Gastroesophageal junction adenocarcinoma (GEJAC) is a highly lethal malignancy, and its molecular mechanisms are still not well understood. Reliable biomarkers for early diagnosis and immunotherapy are urgently needed. This study sought to identify hub genes linked to GEJAC by analyzing datasets from the Gene Expression Omnibus (GEO) and examining their correlation with immune cell infiltration.

Methods

Transcriptome data of GEJAC samples and matched normal controls were obtained from GEO. Differentially expressed genes were identified, followed by WGCNA to determine hub genes. Functional annotation was carried out through GO, KEGG, and PPI network analysis to elucidate their biological significance. A diagnostic prediction model was established using logistic regression, and its accuracy was validated through ROC curve analysis. Immune cell composition was assessed with the CIBERSORT algorithm, and the associations between hub genes and immune cell subsets were further investigated.

Results

A total of 392 genes with differential expression were identified, among which 47 overlapping candidates were screened by intersecting WGCNA modules with DEGs.

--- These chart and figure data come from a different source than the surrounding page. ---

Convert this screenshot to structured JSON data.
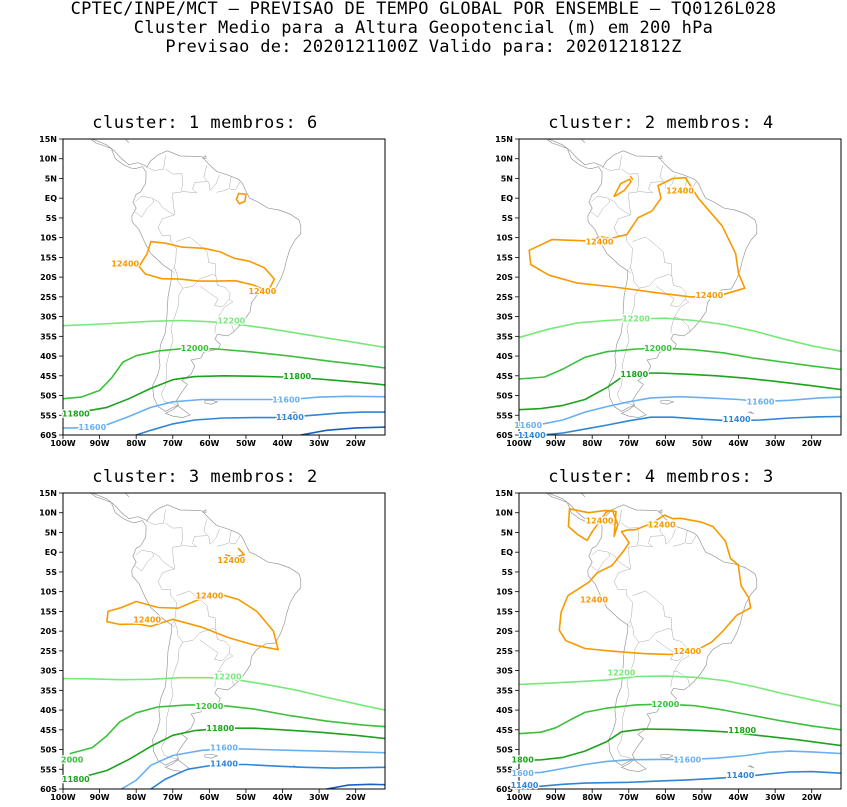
{
  "header": {
    "line1": "CPTEC/INPE/MCT – PREVISAO DE TEMPO GLOBAL POR ENSEMBLE – TQ0126L028",
    "line2": "Cluster Medio para a Altura Geopotencial (m) em 200 hPa",
    "line3": "Previsao de: 2020121100Z   Valido para: 2020121812Z"
  },
  "axes": {
    "lat_ticks": [
      "15N",
      "10N",
      "5N",
      "EQ",
      "5S",
      "10S",
      "15S",
      "20S",
      "25S",
      "30S",
      "35S",
      "40S",
      "45S",
      "50S",
      "55S",
      "60S"
    ],
    "lon_ticks": [
      "100W",
      "90W",
      "80W",
      "70W",
      "60W",
      "50W",
      "40W",
      "30W",
      "20W"
    ]
  },
  "colors": {
    "c12400": "#f79a00",
    "c12200": "#78e87a",
    "c12000": "#3cc03c",
    "c11800": "#1ea21e",
    "c11600": "#6ab0f0",
    "c11400": "#2f86d8",
    "c11200": "#1d5fc0"
  },
  "panels": [
    {
      "title": "cluster:  1   membros:  6",
      "labels": [
        {
          "text": "12400",
          "color": "c12400",
          "lon": -83.0,
          "lat": -16.5
        },
        {
          "text": "12400",
          "color": "c12400",
          "lon": -45.5,
          "lat": -23.5
        },
        {
          "text": "12200",
          "color": "c12200",
          "lon": -54.0,
          "lat": -31.0
        },
        {
          "text": "12000",
          "color": "c12000",
          "lon": -64.0,
          "lat": -38.0
        },
        {
          "text": "11800",
          "color": "c11800",
          "lon": -36.0,
          "lat": -45.0
        },
        {
          "text": "11800",
          "color": "c11800",
          "lon": -96.5,
          "lat": -54.5
        },
        {
          "text": "11600",
          "color": "c11600",
          "lon": -39.0,
          "lat": -51.0
        },
        {
          "text": "11600",
          "color": "c11600",
          "lon": -92.0,
          "lat": -58.0
        },
        {
          "text": "11400",
          "color": "c11400",
          "lon": -38.0,
          "lat": -55.5
        }
      ]
    },
    {
      "title": "cluster:  2   membros:  4",
      "labels": [
        {
          "text": "12400",
          "color": "c12400",
          "lon": -56.0,
          "lat": 2.0
        },
        {
          "text": "12400",
          "color": "c12400",
          "lon": -78.0,
          "lat": -11.0
        },
        {
          "text": "12400",
          "color": "c12400",
          "lon": -48.0,
          "lat": -24.5
        },
        {
          "text": "12200",
          "color": "c12200",
          "lon": -68.0,
          "lat": -30.5
        },
        {
          "text": "12000",
          "color": "c12000",
          "lon": -62.0,
          "lat": -38.0
        },
        {
          "text": "11800",
          "color": "c11800",
          "lon": -68.5,
          "lat": -44.5
        },
        {
          "text": "11600",
          "color": "c11600",
          "lon": -34.0,
          "lat": -51.5
        },
        {
          "text": "11600",
          "color": "c11600",
          "lon": -97.5,
          "lat": -57.5
        },
        {
          "text": "11400",
          "color": "c11400",
          "lon": -40.5,
          "lat": -56.0
        },
        {
          "text": "11400",
          "color": "c11400",
          "lon": -96.5,
          "lat": -60.0
        }
      ]
    },
    {
      "title": "cluster:  3   membros:  2",
      "labels": [
        {
          "text": "12400",
          "color": "c12400",
          "lon": -54.0,
          "lat": -2.0
        },
        {
          "text": "12400",
          "color": "c12400",
          "lon": -60.0,
          "lat": -11.0
        },
        {
          "text": "12400",
          "color": "c12400",
          "lon": -77.0,
          "lat": -17.0
        },
        {
          "text": "12200",
          "color": "c12200",
          "lon": -55.0,
          "lat": -31.5
        },
        {
          "text": "12000",
          "color": "c12000",
          "lon": -60.0,
          "lat": -39.0
        },
        {
          "text": "11800",
          "color": "c11800",
          "lon": -57.0,
          "lat": -44.5
        },
        {
          "text": "2000",
          "color": "c12000",
          "lon": -97.5,
          "lat": -52.5
        },
        {
          "text": "11800",
          "color": "c11800",
          "lon": -96.5,
          "lat": -57.5
        },
        {
          "text": "11600",
          "color": "c11600",
          "lon": -56.0,
          "lat": -49.5
        },
        {
          "text": "11400",
          "color": "c11400",
          "lon": -56.0,
          "lat": -53.5
        }
      ]
    },
    {
      "title": "cluster:  4   membros:  3",
      "labels": [
        {
          "text": "12400",
          "color": "c12400",
          "lon": -78.0,
          "lat": 8.0
        },
        {
          "text": "12400",
          "color": "c12400",
          "lon": -61.0,
          "lat": 7.0
        },
        {
          "text": "12400",
          "color": "c12400",
          "lon": -79.5,
          "lat": -12.0
        },
        {
          "text": "12400",
          "color": "c12400",
          "lon": -54.0,
          "lat": -25.0
        },
        {
          "text": "12200",
          "color": "c12200",
          "lon": -72.0,
          "lat": -30.5
        },
        {
          "text": "12000",
          "color": "c12000",
          "lon": -60.0,
          "lat": -38.5
        },
        {
          "text": "11800",
          "color": "c11800",
          "lon": -39.0,
          "lat": -45.0
        },
        {
          "text": "1800",
          "color": "c11800",
          "lon": -99.0,
          "lat": -52.5
        },
        {
          "text": "11600",
          "color": "c11600",
          "lon": -54.0,
          "lat": -52.5
        },
        {
          "text": "1600",
          "color": "c11600",
          "lon": -99.0,
          "lat": -56.0
        },
        {
          "text": "11400",
          "color": "c11400",
          "lon": -39.5,
          "lat": -56.5
        },
        {
          "text": "11400",
          "color": "c11400",
          "lon": -98.5,
          "lat": -59.0
        }
      ]
    }
  ]
}
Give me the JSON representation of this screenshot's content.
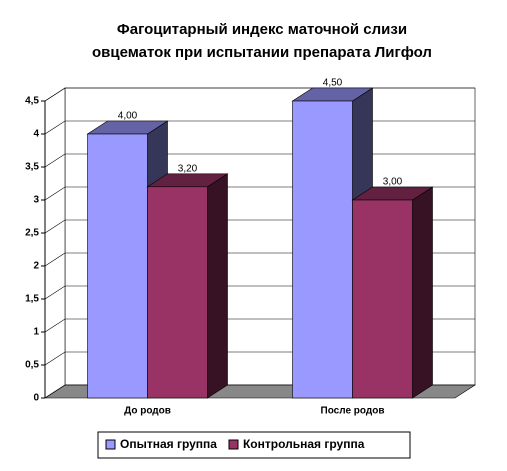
{
  "chart_data": {
    "type": "bar3d",
    "title": [
      "Фагоцитарный индекс маточной слизи",
      "овцематок при испытании препарата Лигфол"
    ],
    "categories": [
      "До родов",
      "После родов"
    ],
    "series": [
      {
        "name": "Опытная группа",
        "color": "#9999ff",
        "values": [
          4.0,
          4.5
        ],
        "value_labels": [
          "4,00",
          "4,50"
        ]
      },
      {
        "name": "Контрольная группа",
        "color": "#993366",
        "values": [
          3.2,
          3.0
        ],
        "value_labels": [
          "3,20",
          "3,00"
        ]
      }
    ],
    "ylim": [
      0,
      4.5
    ],
    "yticks": [
      0,
      {
        "value": 0.5,
        "label": "0,5"
      },
      1,
      {
        "value": 1.5,
        "label": "1,5"
      },
      2,
      {
        "value": 2.5,
        "label": "2,5"
      },
      3,
      {
        "value": 3.5,
        "label": "3,5"
      },
      4,
      {
        "value": 4.5,
        "label": "4,5"
      }
    ],
    "grid": true,
    "legend": "bottom"
  }
}
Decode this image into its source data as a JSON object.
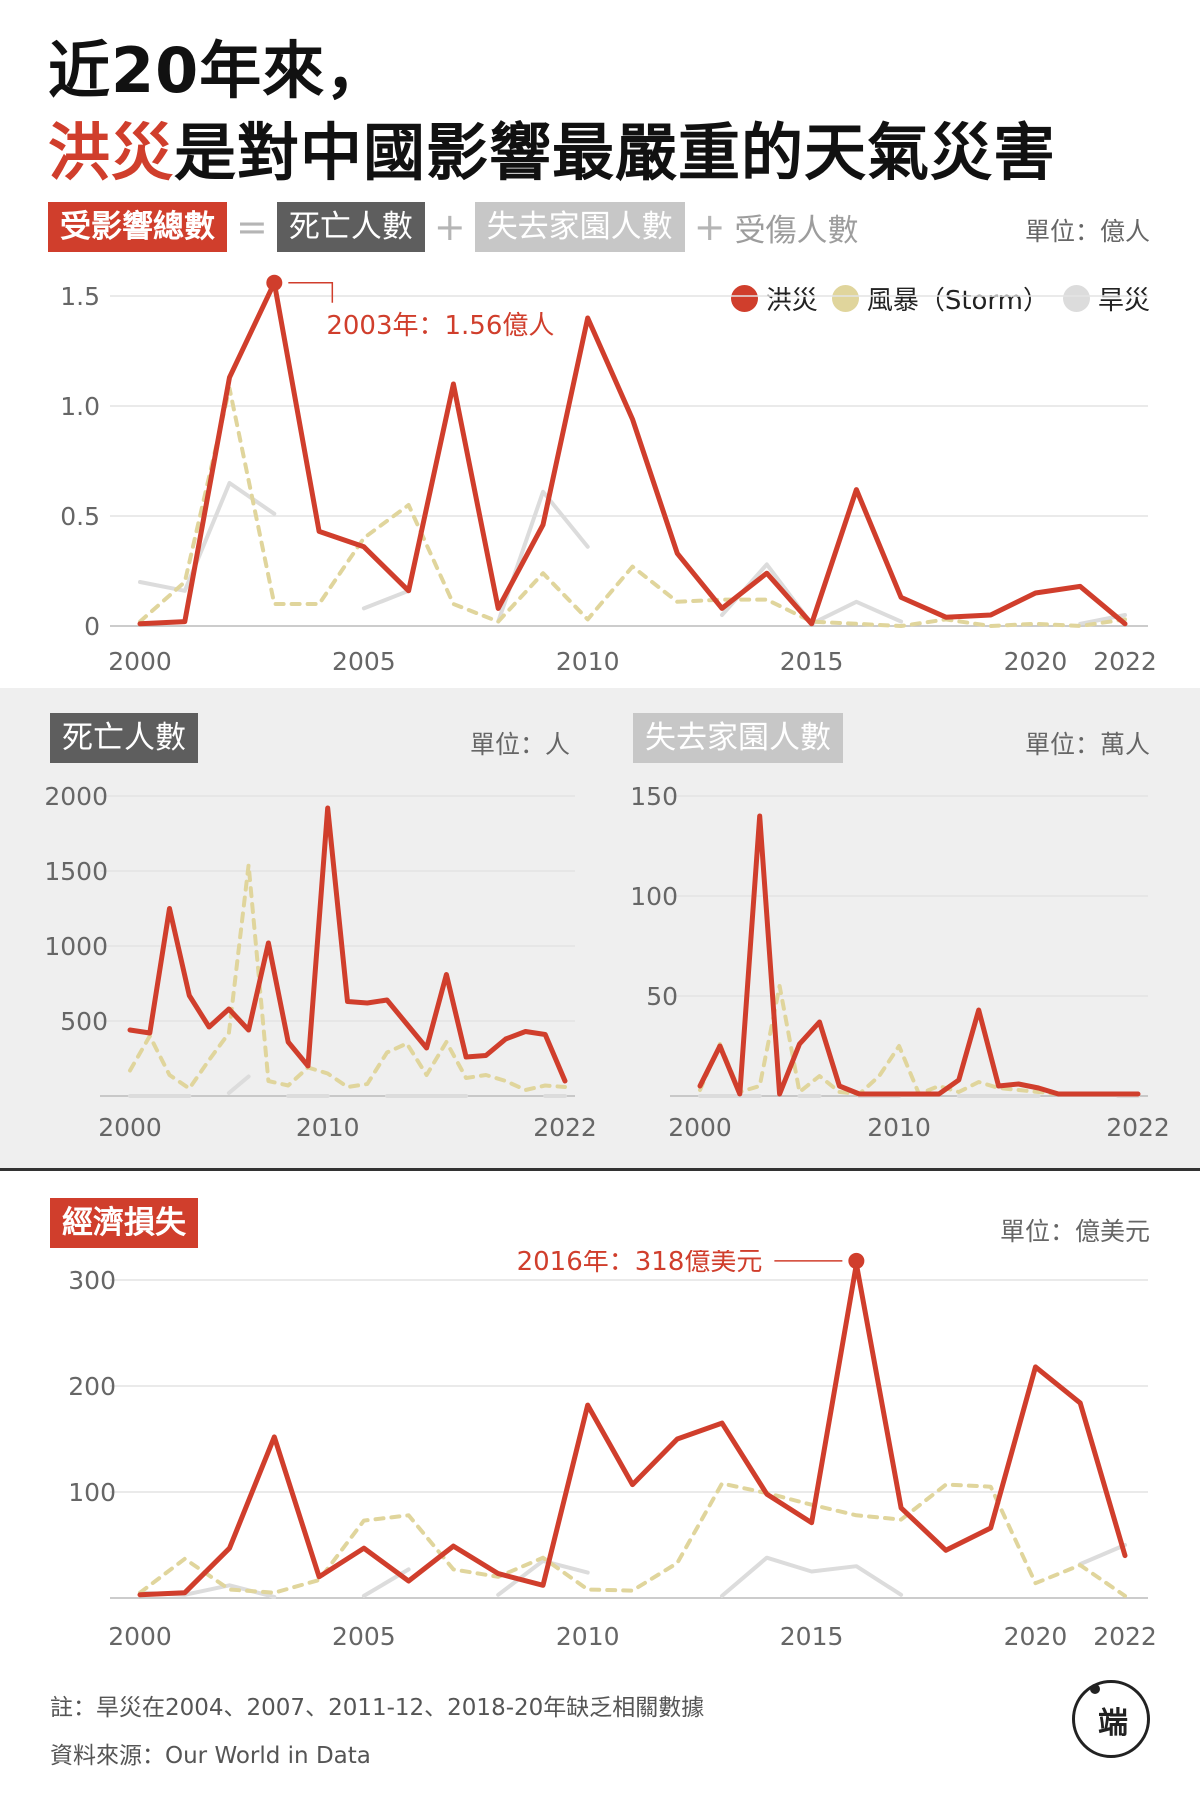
{
  "title": {
    "line1": "近20年來，",
    "highlight": "洪災",
    "line2_rest": "是對中國影響最嚴重的天氣災害"
  },
  "equation": {
    "total": "受影響總數",
    "eq": "=",
    "deaths": "死亡人數",
    "plus": "+",
    "homeless": "失去家園人數",
    "plus2": "+",
    "injured": "受傷人數"
  },
  "units": {
    "top": "單位：億人",
    "deaths": "單位：人",
    "homeless": "單位：萬人",
    "economic": "單位：億美元"
  },
  "legend": [
    {
      "name": "洪災",
      "color": "#d03e2c"
    },
    {
      "name": "風暴（Storm）",
      "color": "#e0d59c"
    },
    {
      "name": "旱災",
      "color": "#dcdcdc"
    }
  ],
  "panels": {
    "deaths": "死亡人數",
    "homeless": "失去家園人數",
    "economic": "經濟損失"
  },
  "notes": {
    "note": "註：旱災在2004、2007、2011-12、2018-20年缺乏相關數據",
    "source": "資料來源：Our World in Data"
  },
  "colors": {
    "flood": "#d03e2c",
    "storm": "#e0d59c",
    "drought": "#dcdcdc",
    "dark": "#5e5e5e"
  },
  "logo": "端",
  "chart_data": [
    {
      "type": "line",
      "id": "affected",
      "x": [
        2000,
        2001,
        2002,
        2003,
        2004,
        2005,
        2006,
        2007,
        2008,
        2009,
        2010,
        2011,
        2012,
        2013,
        2014,
        2015,
        2016,
        2017,
        2018,
        2019,
        2020,
        2021,
        2022
      ],
      "xticks": [
        "2000",
        "2005",
        "2010",
        "2015",
        "2020",
        "2022"
      ],
      "ylim": [
        0,
        1.5
      ],
      "yticks": [
        "0",
        "0.5",
        "1.0",
        "1.5"
      ],
      "series": [
        {
          "name": "洪災",
          "values": [
            0.01,
            0.02,
            1.13,
            1.56,
            0.43,
            0.36,
            0.16,
            1.1,
            0.08,
            0.46,
            1.4,
            0.94,
            0.33,
            0.08,
            0.24,
            0.01,
            0.62,
            0.13,
            0.04,
            0.05,
            0.15,
            0.18,
            0.01
          ]
        },
        {
          "name": "風暴（Storm）",
          "values": [
            0.02,
            0.2,
            1.08,
            0.1,
            0.1,
            0.4,
            0.55,
            0.1,
            0.02,
            0.24,
            0.03,
            0.27,
            0.11,
            0.12,
            0.12,
            0.02,
            0.01,
            0.0,
            0.03,
            0.0,
            0.01,
            0.0,
            0.03
          ]
        },
        {
          "name": "旱災",
          "values": [
            0.2,
            0.16,
            0.65,
            0.51,
            null,
            0.08,
            0.16,
            null,
            0.02,
            0.61,
            0.36,
            null,
            null,
            0.05,
            0.28,
            0.01,
            0.11,
            0.02,
            null,
            null,
            null,
            0.01,
            0.05
          ]
        }
      ],
      "annotation": "2003年：1.56億人"
    },
    {
      "type": "line",
      "id": "deaths",
      "x": [
        2000,
        2001,
        2002,
        2003,
        2004,
        2005,
        2006,
        2007,
        2008,
        2009,
        2010,
        2011,
        2012,
        2013,
        2014,
        2015,
        2016,
        2017,
        2018,
        2019,
        2020,
        2021,
        2022
      ],
      "xticks": [
        "2000",
        "2010",
        "2022"
      ],
      "ylim": [
        0,
        2000
      ],
      "yticks": [
        "500",
        "1000",
        "1500",
        "2000"
      ],
      "series": [
        {
          "name": "洪災",
          "values": [
            440,
            420,
            1250,
            670,
            460,
            580,
            440,
            1020,
            360,
            200,
            1920,
            630,
            620,
            640,
            480,
            320,
            810,
            260,
            270,
            380,
            430,
            410,
            100
          ]
        },
        {
          "name": "風暴（Storm）",
          "values": [
            170,
            400,
            140,
            50,
            240,
            420,
            1540,
            100,
            70,
            190,
            150,
            60,
            80,
            290,
            350,
            140,
            360,
            120,
            140,
            100,
            40,
            70,
            60
          ]
        },
        {
          "name": "旱災",
          "values": [
            0,
            0,
            0,
            0,
            null,
            20,
            130,
            null,
            0,
            0,
            0,
            null,
            null,
            0,
            0,
            0,
            0,
            0,
            null,
            null,
            null,
            0,
            0
          ]
        }
      ]
    },
    {
      "type": "line",
      "id": "homeless",
      "x": [
        2000,
        2001,
        2002,
        2003,
        2004,
        2005,
        2006,
        2007,
        2008,
        2009,
        2010,
        2011,
        2012,
        2013,
        2014,
        2015,
        2016,
        2017,
        2018,
        2019,
        2020,
        2021,
        2022
      ],
      "xticks": [
        "2000",
        "2010",
        "2022"
      ],
      "ylim": [
        0,
        150
      ],
      "yticks": [
        "50",
        "100",
        "150"
      ],
      "series": [
        {
          "name": "洪災",
          "values": [
            5,
            25,
            1,
            140,
            1,
            26,
            37,
            5,
            1,
            1,
            1,
            1,
            1,
            8,
            43,
            5,
            6,
            4,
            1,
            1,
            1,
            1,
            1
          ]
        },
        {
          "name": "風暴（Storm）",
          "values": [
            3,
            26,
            2,
            5,
            55,
            2,
            10,
            2,
            1,
            10,
            25,
            1,
            5,
            2,
            7,
            4,
            3,
            2,
            1,
            1,
            1,
            1,
            1
          ]
        },
        {
          "name": "旱災",
          "values": [
            0,
            0,
            0,
            0,
            null,
            0,
            0,
            null,
            0,
            0,
            0,
            null,
            null,
            0,
            0,
            0,
            0,
            0,
            null,
            null,
            null,
            0,
            0
          ]
        }
      ]
    },
    {
      "type": "line",
      "id": "economic",
      "x": [
        2000,
        2001,
        2002,
        2003,
        2004,
        2005,
        2006,
        2007,
        2008,
        2009,
        2010,
        2011,
        2012,
        2013,
        2014,
        2015,
        2016,
        2017,
        2018,
        2019,
        2020,
        2021,
        2022
      ],
      "xticks": [
        "2000",
        "2005",
        "2010",
        "2015",
        "2020",
        "2022"
      ],
      "ylim": [
        0,
        300
      ],
      "yticks": [
        "100",
        "200",
        "300"
      ],
      "series": [
        {
          "name": "洪災",
          "values": [
            3,
            5,
            47,
            152,
            20,
            47,
            16,
            49,
            23,
            12,
            182,
            107,
            150,
            165,
            98,
            71,
            318,
            85,
            45,
            66,
            218,
            184,
            40
          ]
        },
        {
          "name": "風暴（Storm）",
          "values": [
            5,
            37,
            8,
            5,
            17,
            73,
            78,
            27,
            20,
            38,
            8,
            7,
            33,
            108,
            99,
            88,
            78,
            74,
            107,
            105,
            14,
            31,
            2
          ]
        },
        {
          "name": "旱災",
          "values": [
            5,
            3,
            12,
            1,
            null,
            2,
            27,
            null,
            3,
            35,
            24,
            null,
            null,
            2,
            38,
            25,
            30,
            3,
            null,
            null,
            null,
            32,
            50
          ]
        }
      ],
      "annotation": "2016年：318億美元"
    }
  ]
}
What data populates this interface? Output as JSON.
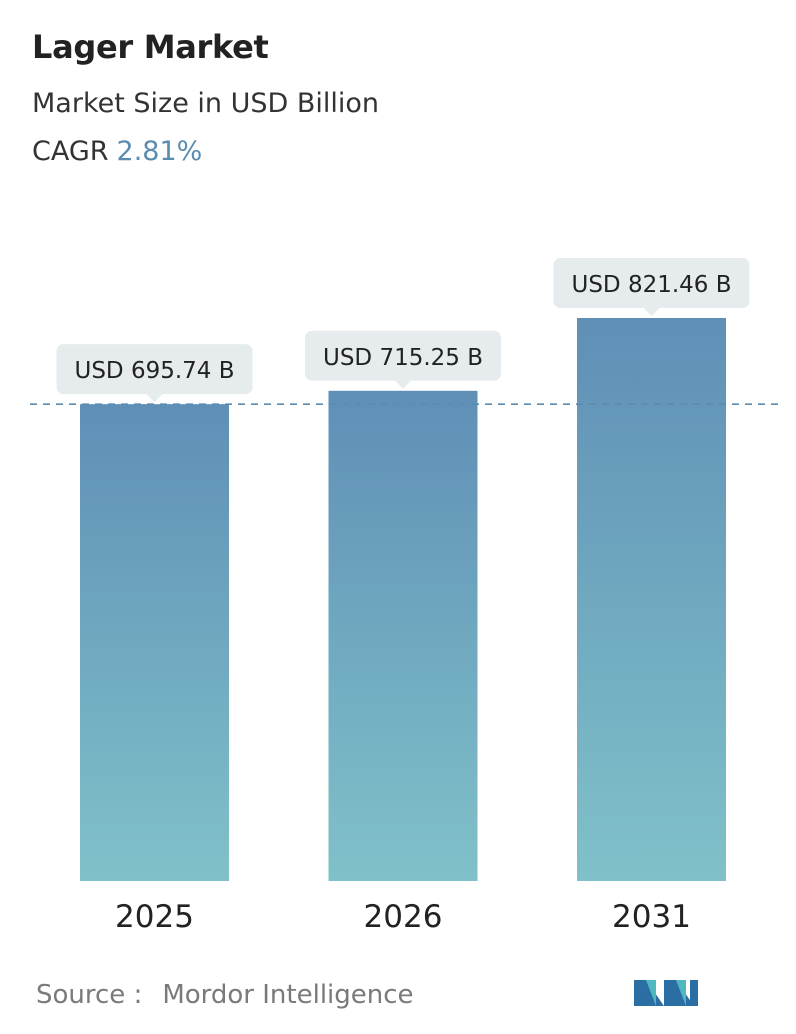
{
  "header": {
    "title": "Lager Market",
    "subtitle": "Market Size in USD Billion",
    "cagr_label": "CAGR",
    "cagr_value": "2.81%"
  },
  "chart_data": {
    "type": "bar",
    "categories": [
      "2025",
      "2026",
      "2031"
    ],
    "values": [
      695.74,
      715.25,
      821.46
    ],
    "data_labels": [
      "USD 695.74 B",
      "USD 715.25 B",
      "USD 821.46 B"
    ],
    "ylim": [
      0,
      821.46
    ],
    "grid": false,
    "reference_line": 695.74,
    "colors": {
      "bar_top": "#5f8fb6",
      "bar_bottom": "#80c1c9",
      "label_bg": "#e6eced",
      "dash": "#5a8cb0"
    }
  },
  "footer": {
    "source_label": "Source :",
    "source_name": "Mordor Intelligence"
  }
}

Functional enrichment analysis revealed that these genes were involved in meiotic nuclear division, mitotic cell cycle checkpoint, and the p53 signaling pathway. Five hub genes (TPX2, CCNB2, BUB1, TOP2A, ASPM) were selected for the construction of a diagnostic model, which achieved strong predictive performance (AUC = 0.9). Immune infiltration analysis revealed an inverse relationship between all five hub genes and resting memory CD4 + T cells, as well as a positive relationship with activated memory CD4 + T cells.

Conclusion

This study identified TPX2, CCNB2, BUB1, TOP2A, and ASPM as potential candidate diagnostic biomarkers for GEJAC at the transcriptomic level. These genes are closely associated with immune cell infiltration, providing new insights into GEJAC pathogenesis and potential targets for immunotherapy.